As I packed up their supplies the things that struck me as quintessentially different were things that in my school world had no existence. I would never had to bring paper towels and tissue boxes to school - even in broke, brink of bankruptcy NYC public school that I first went to. I would not have had to bring chalk - my kids don't bring chalk either since they no longer use blackboards in their schools and have always had smartboards in their classrooms (admitting am bit jealous) but they do have to bring dry erase markers - or blackboard erasers. Even in a school district with good funding, good teacher salaries these things still are not bought by the schools? I cannot imagine what happens with areas where there is underfunding. I know they most likely do not have smartboards or even the limited class sizes that my kids have but these are basic supplies that many of those communities also cannot afford to buy for their kids.

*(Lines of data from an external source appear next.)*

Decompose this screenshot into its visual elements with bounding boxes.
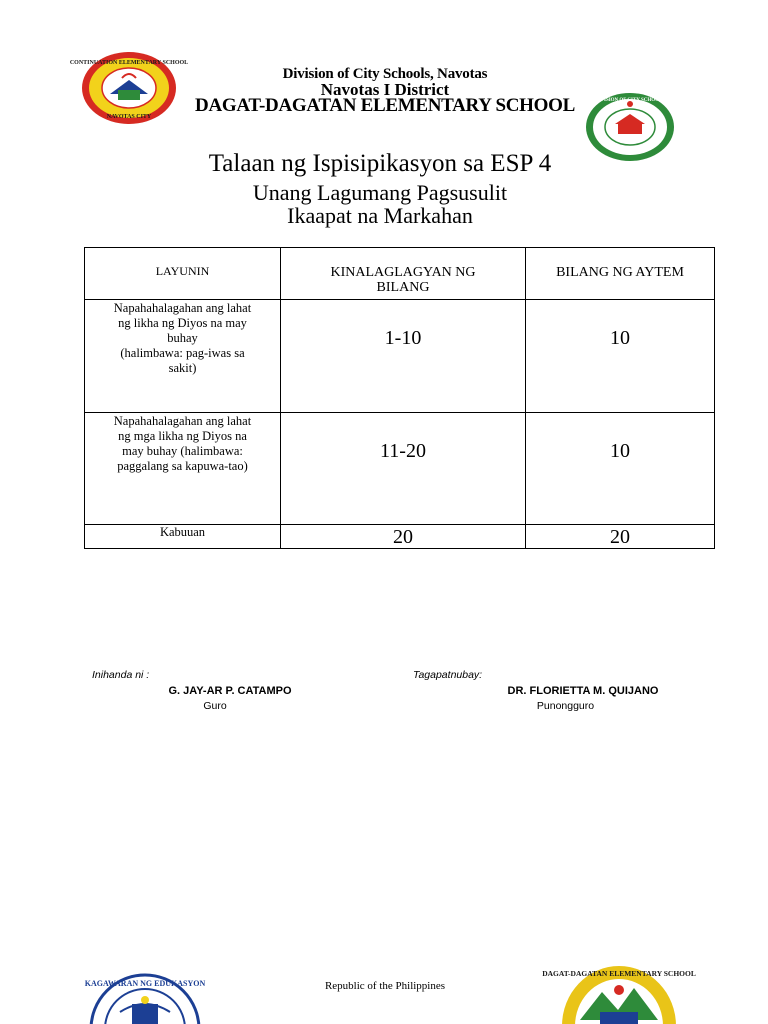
school-seal-bottom-right [542, 962, 696, 1024]
district-name: Navotas I District [320, 80, 450, 99]
table-total-row [85, 525, 715, 549]
svg-text:DIVISION OF CITY SCHOOLS: DIVISION OF CITY SCHOOLS [594, 98, 666, 103]
svg-text:KAGAWARAN NG EDUKASYON: KAGAWARAN NG EDUKASYON [84, 979, 206, 988]
objective-cell: Napahahalagahan ang lahat ng mga likha ng Diyos na may buhay (halimbawa: paggalang sa kapuwa-tao) [85, 413, 281, 525]
document-title: Talaan ng Ispisipikasyon sa ESP 4 [208, 150, 552, 177]
prepared-by-name: G. JAY-AR P. CATAMPO [168, 685, 292, 697]
items-cell: 10 [526, 300, 715, 413]
items-cell: 10 [526, 413, 715, 525]
table-row [85, 300, 715, 413]
header-kinalaglagyan: KINALAGLAGYAN NG BILANG [281, 248, 526, 300]
objective-cell: Napahahalagahan ang lahat ng likha ng Diyos na may buhay (halimbawa: pag-iwas sa sakit) [85, 300, 281, 413]
noted-by-label: Tagapatnubay: [413, 669, 483, 681]
document-subtitle-2: Ikaapat na Markahan [287, 203, 473, 228]
svg-text:NAVOTAS CITY: NAVOTAS CITY [106, 114, 152, 120]
placement-cell: 11-20 [281, 413, 526, 525]
total-placement: 20 [281, 525, 526, 549]
specification-table [84, 247, 715, 549]
noted-by-role: Punongguro [536, 700, 595, 712]
school-name: DAGAT-DAGATAN ELEMENTARY SCHOOL [195, 95, 575, 116]
republic-label: Republic of the Philippines [324, 980, 446, 992]
svg-text:DAGAT-DAGATAN ELEMENTARY SCHOO: DAGAT-DAGATAN ELEMENTARY SCHOOL [542, 969, 696, 978]
total-items: 20 [526, 525, 715, 549]
svg-text:NAVOTAS: NAVOTAS [616, 148, 644, 154]
document-subtitle-1: Unang Lagumang Pagsusulit [252, 180, 508, 205]
prepared-by-role: Guro [203, 700, 227, 712]
prepared-by-label: Inihanda ni : [92, 669, 150, 681]
total-label: Kabuuan [85, 525, 281, 549]
header-layunin: LAYUNIN [85, 248, 281, 300]
placement-cell: 1-10 [281, 300, 526, 413]
table-row [85, 413, 715, 525]
noted-by-name: DR. FLORIETTA M. QUIJANO [507, 685, 659, 697]
deped-seal-bottom-left [84, 972, 206, 1024]
school-logo-left-text: CONTINUATION ELEMENTARY SCHOOL [69, 60, 189, 66]
header-bilang: BILANG NG AYTEM [526, 248, 715, 300]
table-header-row [85, 248, 715, 300]
division-name: Division of City Schools, Navotas [282, 66, 488, 82]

As I packed up their backpacks I thought a lot of these things - if we want to help our society become better we need to ensure that the funding is better managed by all areas of the government that have it and that our kids are the special interest group that all politicians have to be taking care of. A society that provides quality accessible education is one that prospers for all. I did not do the ice bucket challenge nor will I , great how much money they raised here's to hoping the ALS charity uses most of it for people who need it not on fundraising, but I am challenging myself in an election year to keep aware of who is running and who to vote for from local on up based on the issues that are important to me. Education begins at home, is enhanced in schools and is carried forward by the students.
Good luck to all students - good luck to all teachers and thank you - good luck to all parents who will have to help drive, encourage, tutor and keep filling the kids as much as the backpacks with all that they need.